Online Shopping for Wire & Cable

As digital technology has enabled shoppers to easily research and buy products online, sellers have been scrambling after them, trying to understand and satisfy their wants. Savvy companies, however, are using new tools, processes, and organizational changes.

The explosion of digital technologies over the past decade has created “empowered” consumers so expert in their use of tools and information that they can call the shots, hunting down what they want when they want it and getting it delivered to their doorsteps at a rock-bottom price. In response, retailers and service providers have scrambled to develop big data and analytics capabilities in order to understand their customers and wrest back control. For much of this time, companies have been reacting to customers, trying to anticipate their next moves and position themselves in shoppers’ paths as they navigate the decision journey from consideration to purchase.

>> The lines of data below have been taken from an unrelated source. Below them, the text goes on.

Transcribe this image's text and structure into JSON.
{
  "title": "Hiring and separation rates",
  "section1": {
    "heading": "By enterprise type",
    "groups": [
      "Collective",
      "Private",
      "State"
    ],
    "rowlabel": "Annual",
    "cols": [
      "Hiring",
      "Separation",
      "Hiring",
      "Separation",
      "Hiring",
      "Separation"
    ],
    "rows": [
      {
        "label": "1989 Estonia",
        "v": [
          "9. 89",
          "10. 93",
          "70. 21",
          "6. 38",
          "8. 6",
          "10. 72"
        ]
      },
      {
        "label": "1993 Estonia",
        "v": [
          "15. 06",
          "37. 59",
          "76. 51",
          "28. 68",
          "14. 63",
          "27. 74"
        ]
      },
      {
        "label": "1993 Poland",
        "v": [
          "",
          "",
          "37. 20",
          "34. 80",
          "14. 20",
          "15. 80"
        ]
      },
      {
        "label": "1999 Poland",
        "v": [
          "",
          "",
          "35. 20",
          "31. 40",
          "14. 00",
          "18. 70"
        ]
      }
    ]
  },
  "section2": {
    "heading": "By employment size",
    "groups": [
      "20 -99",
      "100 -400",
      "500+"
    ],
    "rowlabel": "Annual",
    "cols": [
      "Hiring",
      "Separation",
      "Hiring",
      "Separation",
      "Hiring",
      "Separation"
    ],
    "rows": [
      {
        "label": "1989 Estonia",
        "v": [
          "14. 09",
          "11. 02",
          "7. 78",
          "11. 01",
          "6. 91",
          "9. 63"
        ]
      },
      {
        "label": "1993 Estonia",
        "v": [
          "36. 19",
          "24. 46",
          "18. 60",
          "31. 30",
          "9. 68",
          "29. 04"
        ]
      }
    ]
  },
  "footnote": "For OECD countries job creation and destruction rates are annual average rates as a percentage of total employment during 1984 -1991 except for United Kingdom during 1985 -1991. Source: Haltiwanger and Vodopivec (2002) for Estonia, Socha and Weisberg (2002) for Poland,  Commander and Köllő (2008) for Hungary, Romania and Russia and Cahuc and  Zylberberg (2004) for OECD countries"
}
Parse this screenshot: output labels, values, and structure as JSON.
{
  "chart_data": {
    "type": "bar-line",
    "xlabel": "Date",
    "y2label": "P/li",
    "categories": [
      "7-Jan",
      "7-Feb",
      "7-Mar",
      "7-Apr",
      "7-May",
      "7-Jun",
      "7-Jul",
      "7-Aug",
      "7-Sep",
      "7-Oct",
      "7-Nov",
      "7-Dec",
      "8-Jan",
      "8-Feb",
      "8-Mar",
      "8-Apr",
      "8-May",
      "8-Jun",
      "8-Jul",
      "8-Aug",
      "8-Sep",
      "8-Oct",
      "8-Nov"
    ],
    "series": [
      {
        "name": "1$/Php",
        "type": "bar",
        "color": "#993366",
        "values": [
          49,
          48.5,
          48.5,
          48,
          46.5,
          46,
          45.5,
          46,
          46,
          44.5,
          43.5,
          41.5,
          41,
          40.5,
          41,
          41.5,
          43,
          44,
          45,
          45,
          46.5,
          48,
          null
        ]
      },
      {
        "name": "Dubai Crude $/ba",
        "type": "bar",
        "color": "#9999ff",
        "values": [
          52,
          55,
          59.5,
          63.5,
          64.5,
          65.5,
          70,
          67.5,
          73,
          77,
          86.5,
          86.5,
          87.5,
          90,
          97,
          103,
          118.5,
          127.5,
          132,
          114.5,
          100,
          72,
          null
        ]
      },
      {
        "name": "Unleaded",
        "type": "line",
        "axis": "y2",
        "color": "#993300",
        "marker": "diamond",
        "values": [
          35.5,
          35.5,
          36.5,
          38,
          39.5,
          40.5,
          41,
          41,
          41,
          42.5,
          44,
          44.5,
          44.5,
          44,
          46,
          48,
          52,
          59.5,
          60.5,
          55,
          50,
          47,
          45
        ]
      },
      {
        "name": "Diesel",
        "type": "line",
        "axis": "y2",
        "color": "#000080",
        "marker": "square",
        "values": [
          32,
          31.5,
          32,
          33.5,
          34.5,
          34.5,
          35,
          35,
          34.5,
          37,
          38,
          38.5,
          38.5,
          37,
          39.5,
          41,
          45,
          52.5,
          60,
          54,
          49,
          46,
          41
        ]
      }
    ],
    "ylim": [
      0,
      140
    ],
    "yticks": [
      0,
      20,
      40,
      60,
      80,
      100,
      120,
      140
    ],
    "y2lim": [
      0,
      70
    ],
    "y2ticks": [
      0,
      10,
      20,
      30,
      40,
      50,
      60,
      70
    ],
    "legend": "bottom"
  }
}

Now, leveraging emerging technologies, processes, and organizational structures, companies are restoring the balance of power and creating new value for brands and buyers alike. Central to this shift is a fresh way of thinking: Rather than merely reacting to the journeys that consumers themselves devise, companies are shaping their paths, leading rather than following. Marketers are increasingly managing journeys as they would any product. Journeys are thus becoming central to the customer’s experience of a brand—and as important as the products themselves in providing competitive advantage.

Getting Proactive

McKinsey’s marketing and sales practice has spent more than six years studying consumers’ decision journeys. The term (as explained in “Branding in the Digital Age,” HBR, December 2010) broadly describes how people move from initially considering a product or service to purchasing it and then bonding with the brand. More narrowly, the term can refer to the sequence of interactions consumers have before they achieve a certain aim—for instance, transferring cable service to a new address, or even

Best practitioners aim not just to improve the existing journey but to expand it.

Through Forbes’ experience advising more than 50 companies on journey architecture, infrastructure, and organizational design; our deep engagement with dozens of chief digital officers and more than 100 digital-business leaders worldwide; and our research involving more than 200 companies on best practices for building digital capabilities, we have seen this shift unfold. And although it is still early, we believe that an ability to shape customer journeys will become a decisive source of competitive advantage.

Key Capabilities

Companies building the most effective journeys master four interconnected capabilities: automation, proactive personalization, contextual interaction, and journey innovation. Each of these makes journeys “stickier”—more likely to draw in and permanently capture customers. And although the capabilities all rely on sophisticated IT (see the sidebar “New Journey Technologies”), they depend equally on creative design thinking and novel managerial approaches, as we’ll explore later.

Automation.

Automation involves the digitization and streamlining of steps in the journey that were formerly done manually. Consider the analog process of depositing a check, which used to require a trip to the bank or ATM. With digital automation, you simply photograph the check with your smartphone and deposit it via an app. Similarly, researching, buying, and arranging delivery of, say, a new TV can now be a one-stop digital process. By allowing consumers to execute formerly complex journey processes quickly and easily, automation creates the essential foundation for sticky journeys. This may seem self-evident, but companies have only recently started to build robust automation platforms expressly designed to enhance journeys. And consumers can readily see who does it well. Superior automation, while highly technical, is something of an art, turning complex back-end operations into simple, engaging, increasingly app-based front-end experiences.

Proactive personalization.

Building on the automation capability, companies should take information gleaned either from past interactions with a customer or from existing sources and use it to instantaneously customize the shopper’s experience. Amazon’s recommendation engine and intelligent reordering algorithm (it knows what printer ink you need) are familiar examples.